A technology called Workshare Hygiene helps the system look for content containing identity information (such as credit card numbers or passwords), offensive words, financial information, intellectual property, and regulatory violations such as sharing of patient data. Although enterprises have some control over what content is flagged, Workshare doesn’t equal systems like Vontu or Reconnex where you can specify exact data to match.
Workshare Protect worked as designed in my evaluation. For example, after opening a Word file with tracked changes, it immediately displayed an alert that the document was high risk. I then easily viewed the report and allowed the cleaning process to proceed.

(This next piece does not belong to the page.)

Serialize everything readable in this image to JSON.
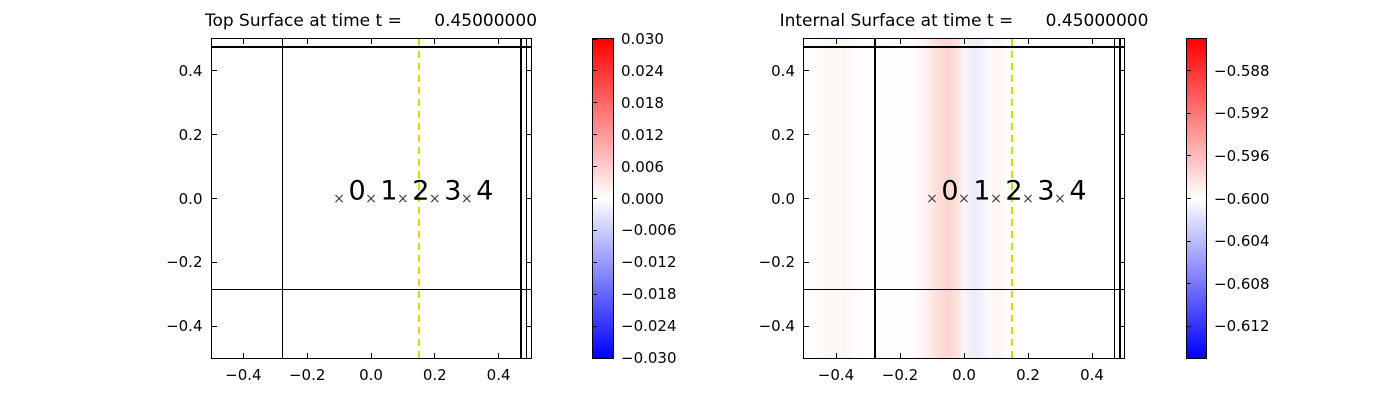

These functions, and others, are also available on-demand from a toolbar added to Word, Excel, PowerPoint, and Outlook. In another test, I attached a document with social security numbers to an e-mail message and attempted to send it. Protect found the content policy violation and alerted me to the problem. Depending on your policy settings, employees could be allowed to continue sending the document or have it blocked.
Another way to protect confidential documents is by adding restrictions. From the Protect toolbar in Word, I indicated that a certain document could only be e-mailed to people within my organization; other options are no limits, never allow e-mailing, or password protect. The software correctly sensed when I tried to send the document to an external e-mail address; it alerted me and blocked the process.